According to the Hurun Rich List, Chen has amassed enough of a fortune to be, as of late 2010, the 406th wealthiest person in China. The most recent Forbes List of China’s Richest has him at number 223, with an estimated fortune of 4.45 billion yuan ($675 million). The Hurun Rich list also gave him the title of fourth most generous person in China. Two years ago he pledged that, upon his death, all his remaining money will go to charity and not his children. He claims he is the first of many Chinese “naked donors”. Chen claims he has recruited another 100 Chinese millionaires and billionaires to join him on the list of naked donors.
He doesn’t just donate money though, he gets hands on. After the Sichuan earthquake, he arrived with bulldozers, earth-moving equipment, supplies and demolition teams. “I carried more than 200 bodies”, he says. “I was covered in blood. When I couldn’t cradle them, I hauled them. When I couldn’t haul them I lifted them. To this day I still have a back problem from it.” He’s got plenty of other mementos, too. In his headquarters, the entire 6th floor is devoted to pictures of him shaking hands- with the former Premier Wen Jiabao, members of the Politburo, Gates and Buffet. It serves as his shrine to philanthropy.
When Chen arrived in Taiwan last January, nobody really knew who he was, but his team did a stellar job of prepping the Island for his arrival and announced that he would be giving away $17 million in four days. He began by giving $2400 in cash to a random old woman on the street, of course in full sight of the bands of cameras and photographers. Chen’s team, alongside the Red Cross and social workers, selected 3000 people who would walk through the donation line to receive about $150 each. Deng, a social scientist from Tsinghua University, states that direct handouts do not solve the problem of poverty in areas. “On the contrary it can nurture passivity.”

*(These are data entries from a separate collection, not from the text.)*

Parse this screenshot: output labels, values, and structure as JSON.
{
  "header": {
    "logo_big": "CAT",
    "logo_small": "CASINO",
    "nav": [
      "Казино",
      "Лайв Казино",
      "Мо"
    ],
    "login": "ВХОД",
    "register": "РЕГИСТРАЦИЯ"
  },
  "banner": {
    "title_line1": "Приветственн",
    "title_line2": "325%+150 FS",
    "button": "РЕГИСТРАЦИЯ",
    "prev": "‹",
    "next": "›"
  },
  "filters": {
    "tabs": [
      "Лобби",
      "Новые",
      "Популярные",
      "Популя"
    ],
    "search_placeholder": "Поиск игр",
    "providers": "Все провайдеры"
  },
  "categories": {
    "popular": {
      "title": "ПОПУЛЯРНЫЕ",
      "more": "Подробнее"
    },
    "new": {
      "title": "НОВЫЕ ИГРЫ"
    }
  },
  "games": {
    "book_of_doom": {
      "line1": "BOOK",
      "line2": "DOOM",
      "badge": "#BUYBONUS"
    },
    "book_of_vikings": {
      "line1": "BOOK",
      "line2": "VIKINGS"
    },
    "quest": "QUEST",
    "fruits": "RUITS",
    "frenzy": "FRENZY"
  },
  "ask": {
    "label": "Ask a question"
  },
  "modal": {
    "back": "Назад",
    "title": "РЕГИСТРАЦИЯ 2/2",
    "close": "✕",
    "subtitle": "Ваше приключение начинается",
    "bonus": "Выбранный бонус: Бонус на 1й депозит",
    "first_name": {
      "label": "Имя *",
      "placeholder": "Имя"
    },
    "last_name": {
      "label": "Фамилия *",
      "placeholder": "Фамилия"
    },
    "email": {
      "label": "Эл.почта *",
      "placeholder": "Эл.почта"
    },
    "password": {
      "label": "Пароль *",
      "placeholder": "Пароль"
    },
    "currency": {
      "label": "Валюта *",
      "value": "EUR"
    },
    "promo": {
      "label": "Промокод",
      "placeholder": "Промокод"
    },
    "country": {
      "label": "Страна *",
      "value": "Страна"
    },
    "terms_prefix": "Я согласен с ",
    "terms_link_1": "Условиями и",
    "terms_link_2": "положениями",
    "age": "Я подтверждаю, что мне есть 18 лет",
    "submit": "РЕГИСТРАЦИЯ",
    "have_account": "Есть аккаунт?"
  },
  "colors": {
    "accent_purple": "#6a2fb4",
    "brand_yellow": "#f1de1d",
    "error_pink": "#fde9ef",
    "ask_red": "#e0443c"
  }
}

During Beijing’s most recent episode of apocalyptic smog, he declared a philanthropic war on the pollution by selling fresh air in cans. The cans are filled with air from unindustrialized parts of China, such as Xinjiang, and they are labeled with a caricature of his own face and a slogan underneath it saying ‘Chen Guangbiao is a Good Man’. The cans sell for 5 yuan a pop and all proceeds go to impoverished areas around China. You can choose from different flavors such as ‘Pristine Tibet’ or ‘Post-Industrial Taiwan’. Chen also took to the streets to give cans away for free to Beijing’s long suffering residents- and to further inflate his ego.